Und dieses Wechselspiel zwischen vierter und fünfter Gewalt finde ich spannend. Denn wir sehen wir eine gewachsene vernetzte neue Öffentlichkeit, wo das Internet nicht mehr wegzudenken ist. Und wir sehen hier auch das große Ende einer unsäglichen Debatte “Blogs vs. Journalisten”, wo selbst den letzten Journalisten aufgefallen sein sollte, dass sich beide Gruppen sehr gut ergänzen.

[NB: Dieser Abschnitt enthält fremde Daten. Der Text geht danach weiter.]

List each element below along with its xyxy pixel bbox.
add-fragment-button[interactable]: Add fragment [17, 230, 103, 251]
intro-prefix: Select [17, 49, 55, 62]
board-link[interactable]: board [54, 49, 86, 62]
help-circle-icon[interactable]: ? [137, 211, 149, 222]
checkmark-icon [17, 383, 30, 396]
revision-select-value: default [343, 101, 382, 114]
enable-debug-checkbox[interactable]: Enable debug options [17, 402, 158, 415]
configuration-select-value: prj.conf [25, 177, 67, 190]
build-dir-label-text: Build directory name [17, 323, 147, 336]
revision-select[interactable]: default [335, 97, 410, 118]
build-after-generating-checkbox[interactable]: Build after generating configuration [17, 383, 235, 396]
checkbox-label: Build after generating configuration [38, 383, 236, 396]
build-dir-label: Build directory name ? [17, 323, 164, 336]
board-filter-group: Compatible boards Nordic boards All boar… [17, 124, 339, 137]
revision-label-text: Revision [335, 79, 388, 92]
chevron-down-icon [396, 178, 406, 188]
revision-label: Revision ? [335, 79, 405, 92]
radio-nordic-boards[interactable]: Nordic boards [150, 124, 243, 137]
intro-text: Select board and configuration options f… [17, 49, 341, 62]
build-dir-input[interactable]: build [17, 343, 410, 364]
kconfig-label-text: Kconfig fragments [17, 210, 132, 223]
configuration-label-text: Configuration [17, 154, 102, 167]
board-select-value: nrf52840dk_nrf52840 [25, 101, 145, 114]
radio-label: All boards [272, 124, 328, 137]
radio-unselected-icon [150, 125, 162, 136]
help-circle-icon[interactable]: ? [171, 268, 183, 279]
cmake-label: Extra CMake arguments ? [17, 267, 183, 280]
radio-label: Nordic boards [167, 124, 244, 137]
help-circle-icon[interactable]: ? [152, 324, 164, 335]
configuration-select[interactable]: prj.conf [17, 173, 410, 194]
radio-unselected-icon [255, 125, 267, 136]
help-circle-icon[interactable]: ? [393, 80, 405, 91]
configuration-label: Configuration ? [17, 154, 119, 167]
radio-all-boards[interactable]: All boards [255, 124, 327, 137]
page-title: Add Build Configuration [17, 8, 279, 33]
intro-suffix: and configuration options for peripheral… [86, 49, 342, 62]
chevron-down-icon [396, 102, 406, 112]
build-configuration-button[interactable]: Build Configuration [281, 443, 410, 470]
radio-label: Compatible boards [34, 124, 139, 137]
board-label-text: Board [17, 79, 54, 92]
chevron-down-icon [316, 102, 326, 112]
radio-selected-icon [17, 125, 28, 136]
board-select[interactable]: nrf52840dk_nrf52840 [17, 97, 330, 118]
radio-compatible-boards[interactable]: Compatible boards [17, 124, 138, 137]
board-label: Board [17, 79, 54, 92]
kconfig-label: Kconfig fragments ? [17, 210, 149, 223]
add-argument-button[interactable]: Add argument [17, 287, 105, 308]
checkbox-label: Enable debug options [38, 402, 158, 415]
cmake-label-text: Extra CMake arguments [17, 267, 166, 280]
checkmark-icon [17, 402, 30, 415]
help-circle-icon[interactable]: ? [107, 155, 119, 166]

7 Kommentare zu „Guttbye – der dreiste Abgang des Guttenberg“

  1. Ekelerregend, oder??? Ich konnte das nicht fassen, mußte es erst bei Spiegel Online nachlesen, aber er hatte es gesagt! Uneinsichtig, rechthaberisch, völlig fehlendes Unrechtsbewußtsein. Da fehlen einem die Worte.
    Erschreckend ist auch, daß es noch immer (auch studierte) Leute gibt, die ihm die Stange halten à la “die paar Fußnoten […] alle bescheißen doch”. Also ICH hab an der Uni nicht beschissen, sonst wäre ich geflogen und ich glaube die meisten die Studiert haben können das so unterschreiben. Die meisten können auch nicht 750.000 EUR Spendengeld für die Uni im Nacken haben (Parallelstrang).
    Ich bin so froh, daß so jemand weg ist vom Radar, ich fürchte nur, er kommt wieder und ich fürchte, daß diese seine Unachtsamkeit andere Politiker nun geschickter agieren lassen wird. Vielleicht wird die Dreistigkeit der Politiker in Zukunft nicht mehr so evident sichtbar sein, weil sie wissen, das geht doch nicht. Ich hoffe so sehr, daß es noch genug Menschen gibt, die sich endlich wehren. So lange wir in einem Land leben, in dem Leute 42 Stunden in der Woche arbeiten und trotzdem Hartz IV beantragen müssen (Fall in der Familie: Mitarbeiterin beim Edelfrisör), kann an unserem System etwas nicht stimmen. DAS sind echte Probleme, die nach meinem Empfinden von solchen oberflächlichen Fuzzis wie KTG niemals angegangen werden, weil sie außerhalb ihres Bewußtseinsradius liegen.

  2. @Tobias: Natürlich will der wieder zurück kommen. Alleine schon seiner vielen Fans wegen. Doch auch beim nächsten Mal müssen alle aufrechten Demokraten auf der Hut vor dem Blender sein.

  3. Meint ihr, man könnte Christina Schröder auch auf die guttenberg´sche Art vom Amt entfernen? Die hat nämlich wohl auch einen fragwürdigen Doktortitel und ich kann sie einfach nicht ertragen. 😉

  4. @Aengelchen: Ja, Schröders Doktorarbeit ist ja schon seit ihrem Amtsantritt sehr umstritten (siehe SZ). Eine Plagipedia, also ein Wiki wie bei Guttenberg, um sich die Diss. mal gemeinschaftlich näher anzuschauen, ist auch schon eingerichtet.